Different grains need different levels of soaking but ideally you may consider soaking for anywhere between 6-12 hours.  Like all aspects of Wholefood Cooking, all it takes is a little foresight and meal planning.  You don't have to sit and watch the grains do their thing.  Set them up on the bench before work in the morning and they'll be ready and waiting for you upon your return.  Simply drain and rinse and cook in your usual way.  Just pay a little extra attention initially to perfecting cooking times, as soaked grains generally take less time in the actual pot.

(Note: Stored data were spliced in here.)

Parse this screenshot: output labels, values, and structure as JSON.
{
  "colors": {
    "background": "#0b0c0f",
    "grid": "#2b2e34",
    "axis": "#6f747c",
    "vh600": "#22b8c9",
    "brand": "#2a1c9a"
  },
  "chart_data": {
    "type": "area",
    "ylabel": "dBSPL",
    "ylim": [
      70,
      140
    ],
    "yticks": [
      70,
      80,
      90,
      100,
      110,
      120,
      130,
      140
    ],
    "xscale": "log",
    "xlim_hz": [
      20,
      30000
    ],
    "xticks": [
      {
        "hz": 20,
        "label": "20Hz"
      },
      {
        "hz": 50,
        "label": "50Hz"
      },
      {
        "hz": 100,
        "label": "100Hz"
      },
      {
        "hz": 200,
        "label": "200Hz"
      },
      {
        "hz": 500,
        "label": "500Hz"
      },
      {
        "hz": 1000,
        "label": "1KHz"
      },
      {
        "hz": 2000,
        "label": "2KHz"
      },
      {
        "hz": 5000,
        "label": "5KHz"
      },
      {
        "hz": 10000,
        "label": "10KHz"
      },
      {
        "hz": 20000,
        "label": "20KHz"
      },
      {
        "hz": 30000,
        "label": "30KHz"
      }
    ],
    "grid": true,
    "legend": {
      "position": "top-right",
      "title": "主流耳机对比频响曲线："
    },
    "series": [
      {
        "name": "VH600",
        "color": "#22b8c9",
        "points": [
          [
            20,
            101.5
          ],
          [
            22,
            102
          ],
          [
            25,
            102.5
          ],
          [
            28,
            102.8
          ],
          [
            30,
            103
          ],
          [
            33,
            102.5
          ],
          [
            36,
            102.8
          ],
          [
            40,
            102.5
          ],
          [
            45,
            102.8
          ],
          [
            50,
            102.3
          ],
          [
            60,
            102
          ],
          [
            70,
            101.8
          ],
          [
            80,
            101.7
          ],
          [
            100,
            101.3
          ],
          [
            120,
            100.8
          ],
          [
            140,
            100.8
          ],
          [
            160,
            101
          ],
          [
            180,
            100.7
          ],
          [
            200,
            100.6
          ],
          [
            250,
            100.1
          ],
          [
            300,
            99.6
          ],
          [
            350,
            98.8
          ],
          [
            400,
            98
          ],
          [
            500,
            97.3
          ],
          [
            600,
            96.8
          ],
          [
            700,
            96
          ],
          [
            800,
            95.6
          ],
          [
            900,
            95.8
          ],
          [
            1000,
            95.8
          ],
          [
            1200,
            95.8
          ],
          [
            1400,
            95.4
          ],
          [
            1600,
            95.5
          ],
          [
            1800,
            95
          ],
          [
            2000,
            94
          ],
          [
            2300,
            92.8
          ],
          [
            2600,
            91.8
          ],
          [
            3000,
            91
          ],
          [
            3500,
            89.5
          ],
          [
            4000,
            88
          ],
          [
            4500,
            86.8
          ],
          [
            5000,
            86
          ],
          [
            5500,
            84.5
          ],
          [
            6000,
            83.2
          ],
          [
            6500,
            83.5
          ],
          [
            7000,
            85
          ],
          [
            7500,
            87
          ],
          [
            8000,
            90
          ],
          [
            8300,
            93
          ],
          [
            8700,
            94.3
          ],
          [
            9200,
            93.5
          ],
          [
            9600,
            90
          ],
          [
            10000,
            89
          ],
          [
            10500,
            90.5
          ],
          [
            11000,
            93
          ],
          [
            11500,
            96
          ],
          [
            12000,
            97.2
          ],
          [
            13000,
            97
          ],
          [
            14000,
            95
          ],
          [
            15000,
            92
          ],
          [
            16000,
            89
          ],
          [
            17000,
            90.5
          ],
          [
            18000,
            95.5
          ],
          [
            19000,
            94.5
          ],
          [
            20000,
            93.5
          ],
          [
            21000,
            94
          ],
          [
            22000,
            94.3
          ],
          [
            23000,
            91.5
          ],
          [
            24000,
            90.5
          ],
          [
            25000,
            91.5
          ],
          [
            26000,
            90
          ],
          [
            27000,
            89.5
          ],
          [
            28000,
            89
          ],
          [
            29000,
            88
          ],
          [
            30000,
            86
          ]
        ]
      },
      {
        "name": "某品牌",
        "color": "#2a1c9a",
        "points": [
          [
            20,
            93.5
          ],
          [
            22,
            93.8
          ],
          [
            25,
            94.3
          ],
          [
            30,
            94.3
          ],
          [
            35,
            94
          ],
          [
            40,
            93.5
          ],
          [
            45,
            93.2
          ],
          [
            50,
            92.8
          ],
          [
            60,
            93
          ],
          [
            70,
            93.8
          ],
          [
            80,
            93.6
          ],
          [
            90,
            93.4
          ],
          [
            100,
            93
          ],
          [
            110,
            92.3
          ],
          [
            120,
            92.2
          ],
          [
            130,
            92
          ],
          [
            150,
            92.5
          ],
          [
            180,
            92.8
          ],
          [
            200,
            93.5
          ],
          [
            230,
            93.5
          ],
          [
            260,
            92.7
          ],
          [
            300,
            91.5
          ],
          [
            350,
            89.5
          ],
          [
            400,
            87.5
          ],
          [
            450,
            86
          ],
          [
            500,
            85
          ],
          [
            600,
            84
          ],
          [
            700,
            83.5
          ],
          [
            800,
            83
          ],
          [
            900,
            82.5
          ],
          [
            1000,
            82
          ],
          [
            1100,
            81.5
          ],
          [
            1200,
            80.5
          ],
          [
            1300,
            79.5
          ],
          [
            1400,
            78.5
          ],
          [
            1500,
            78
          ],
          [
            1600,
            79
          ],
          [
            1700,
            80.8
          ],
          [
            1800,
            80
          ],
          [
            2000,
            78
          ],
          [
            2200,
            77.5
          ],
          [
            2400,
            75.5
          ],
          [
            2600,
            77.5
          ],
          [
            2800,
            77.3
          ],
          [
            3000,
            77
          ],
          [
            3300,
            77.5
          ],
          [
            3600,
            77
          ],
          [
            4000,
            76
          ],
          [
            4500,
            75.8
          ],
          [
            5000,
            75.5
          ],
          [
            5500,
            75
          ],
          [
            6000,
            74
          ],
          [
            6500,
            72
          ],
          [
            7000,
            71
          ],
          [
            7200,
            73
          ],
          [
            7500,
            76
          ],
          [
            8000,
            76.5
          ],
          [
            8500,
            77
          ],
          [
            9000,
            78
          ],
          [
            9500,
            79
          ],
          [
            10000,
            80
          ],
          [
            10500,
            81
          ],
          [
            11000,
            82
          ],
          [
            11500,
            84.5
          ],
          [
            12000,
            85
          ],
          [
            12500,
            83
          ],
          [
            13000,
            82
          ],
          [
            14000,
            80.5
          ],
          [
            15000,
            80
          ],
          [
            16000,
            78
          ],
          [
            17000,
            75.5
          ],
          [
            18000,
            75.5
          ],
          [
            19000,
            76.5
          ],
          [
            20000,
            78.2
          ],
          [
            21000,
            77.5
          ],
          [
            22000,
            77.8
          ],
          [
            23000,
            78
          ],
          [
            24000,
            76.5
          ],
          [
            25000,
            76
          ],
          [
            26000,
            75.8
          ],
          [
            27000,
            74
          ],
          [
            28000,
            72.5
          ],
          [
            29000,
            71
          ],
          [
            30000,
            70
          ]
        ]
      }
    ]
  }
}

Do your bowels a favour, soak your grains... Your body will love you x

COCONUT AND BANANA MUFFINS

1 cup Brown Rice Flour
1 cup Buckwheat Flour
2 1/2 tsp Baking Powder (Alum. Free)
1/2 cup Rapadura Sugar
1/2 tsp Ground Cinnamon
1/2 cup Coconut Flakes
1 tsp Dulce Flakes
1/2 cups Walnuts
1/2 cup Pepitas (Pumpkin Seeds)
1 cup Grated Carrot
1 Banana, chopped
1/2 cup Sultanas
90g Butter, chopped
1 Egg
1 cup Kefir milk (or 1/2 cup Milk, 1/2 cup Yoghurt)
1 inch piece Vanilla Bean, chopped (or 1 tsp Vanilla Extract)


1.  Preheat oven to 180 C and grease your muffin tray.

2.  Place flours, sugar, baking powder, cinnamon, coconut, dulse flakes, nuts and seeds in a food processor.  Blend to a slightly fine powder.  Transfer to a large mixing bowl.

3.  Place banana, carrot and sultanas into the food processor and chop to desired consistency.  Add butter, egg, kefir and vanilla and mix well.  Now add the dry ingredients and blend away until your mixture is ready.

4.  Transfer to muffin tray and bake for about 25 mins.


This recipe makes at least 12 large muffins and is a healthy sweet snack the whole family can enjoy.